Niente da fare, il bando in scadenza questi giorni per la riassegnazione della gestione del Centro di accoglienza per richiedenti asilo di Bari-Palese non prevederà in nessun modo la clausola sociale. In attesa della risposta dall’Anticorruzione, che potrebbe arrivare entro sei mesi, il Prefetto del capoluogo barese ha deciso di non includere alcuna salvaguardia per i 161 dipendenti che operano nella struttura da ormai otto anni.

Le istituzioni hanno evidentemente deciso che la partita è chiusa. Non sono dello stesso avviso i dipendenti, pronti a vendere cara la pelle. La protesta dei giorni scorsi potrebbe essere stata solo la prima di una serie di manifestazioni plateali per la strenua difesa del posto di lavoro. I dubbi sollevati dai dipendenti sull’appalto restano tutti e nessuno ha dato finora risposte convincenti, se non la promessa di insistere sull’aggiudicatario per evitare un calcio nel sedere di gruppo.

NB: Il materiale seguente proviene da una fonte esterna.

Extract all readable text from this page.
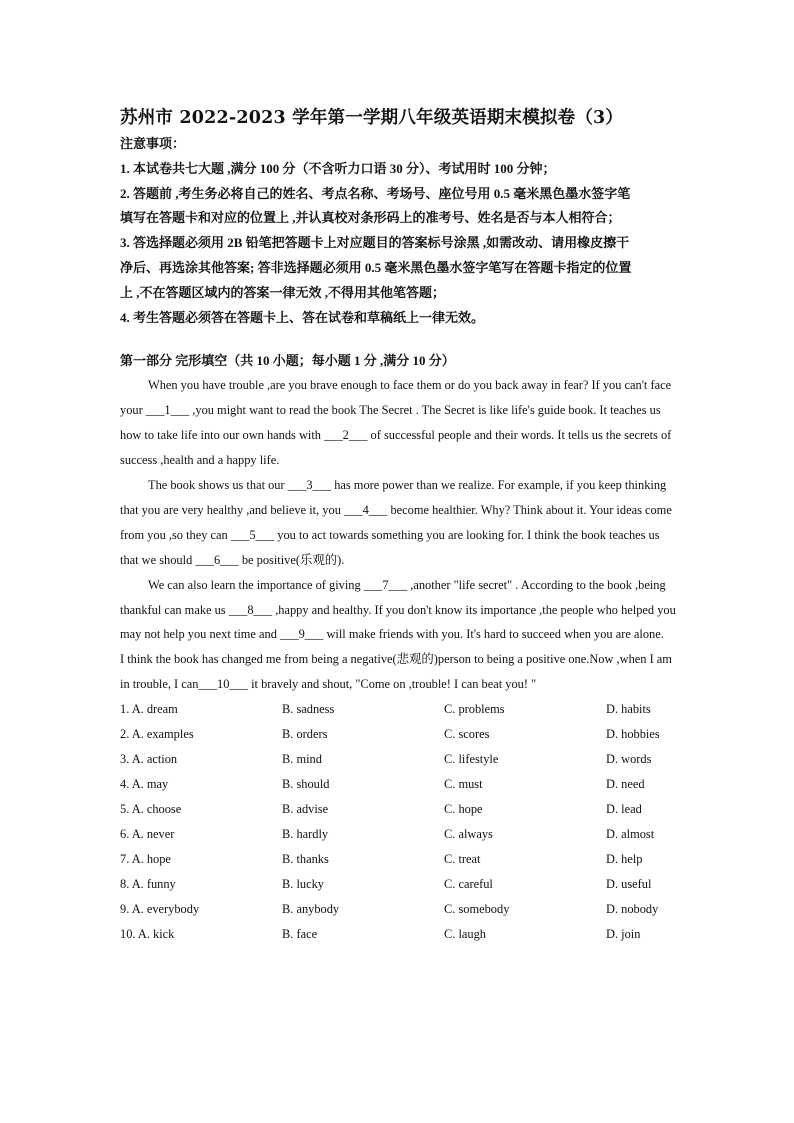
苏州市 2022-2023 学年第一学期八年级英语期末模拟卷（3）
注意事项：
1. 本试卷共七大题 ,满分 100 分（不含听力口语 30 分）、考试用时 100 分钟；
2. 答题前 ,考生务必将自己的姓名、考点名称、考场号、座位号用 0.5 毫米黑色墨水签字笔
填写在答题卡和对应的位置上 ,并认真校对条形码上的准考号、姓名是否与本人相符合；
3. 答选择题必须用 2B 铅笔把答题卡上对应题目的答案标号涂黑 ,如需改动、请用橡皮擦干
净后、再选涂其他答案; 答非选择题必须用 0.5 毫米黑色墨水签字笔写在答题卡指定的位置
上 ,不在答题区域内的答案一律无效 ,不得用其他笔答题；
4. 考生答题必须答在答题卡上、答在试卷和草稿纸上一律无效。
第一部分 完形填空（共 10 小题；每小题 1 分 ,满分 10 分）

When you have trouble ,are you brave enough to face them or do you back away in fear? If you can't face your ___1___ ,you might want to read the book The Secret . The Secret is like life's guide book. It teaches us how to take life into our own hands with ___2___ of successful people and their words. It tells us the secrets of success ,health and a happy life.

The book shows us that our ___3___ has more power than we realize. For example, if you keep thinking that you are very healthy ,and believe it, you ___4___ become healthier. Why? Think about it. Your ideas come from you ,so they can ___5___ you to act towards something you are looking for. I think the book teaches us that we should ___6___ be positive(乐观的).

We can also learn the importance of giving ___7___ ,another "life secret" . According to the book ,being thankful can make us ___8___ ,happy and healthy. If you don't know its importance ,the people who helped you may not help you next time and ___9___ will make friends with you. It's hard to succeed when you are alone.

I think the book has changed me from being a negative(悲观的)person to being a positive one.Now ,when I am in trouble, I can___10___ it bravely and shout, "Come on ,trouble! I can beat you! "

1. A. dream	B. sadness	C. problems	D. habits
2. A. examples	B. orders	C. scores	D. hobbies
3. A. action	B. mind	C. lifestyle	D. words
4. A. may	B. should	C. must	D. need
5. A. choose	B. advise	C. hope	D. lead
6. A. never	B. hardly	C. always	D. almost
7. A. hope	B. thanks	C. treat	D. help
8. A. funny	B. lucky	C. careful	D. useful
9. A. everybody	B. anybody	C. somebody	D. nobody
10. A. kick	B. face	C. laugh	D. join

Per molte famiglie lo stipendio non certo faraonico percepito per i servizi offerti all’interno del Cara rappresentano l’unica fonte di sostentamento. Non dovesse subentrare un’azienda “sensibile”, la situazione potrebbe davvero precipitare, lasciando decine e decine di famiglie sul lastrico. Non comprendiamo la chiusura totale delle istituzioni su questa faccenda, apparentemente risolvibile con il solo buon senso. Adesso non resta che aspettare la prossima mossa dei sindacati, che finora si sono mostrati compatti nel richiedere il rispetto di un diritto che sembrava sacrosanto e invece non lo è.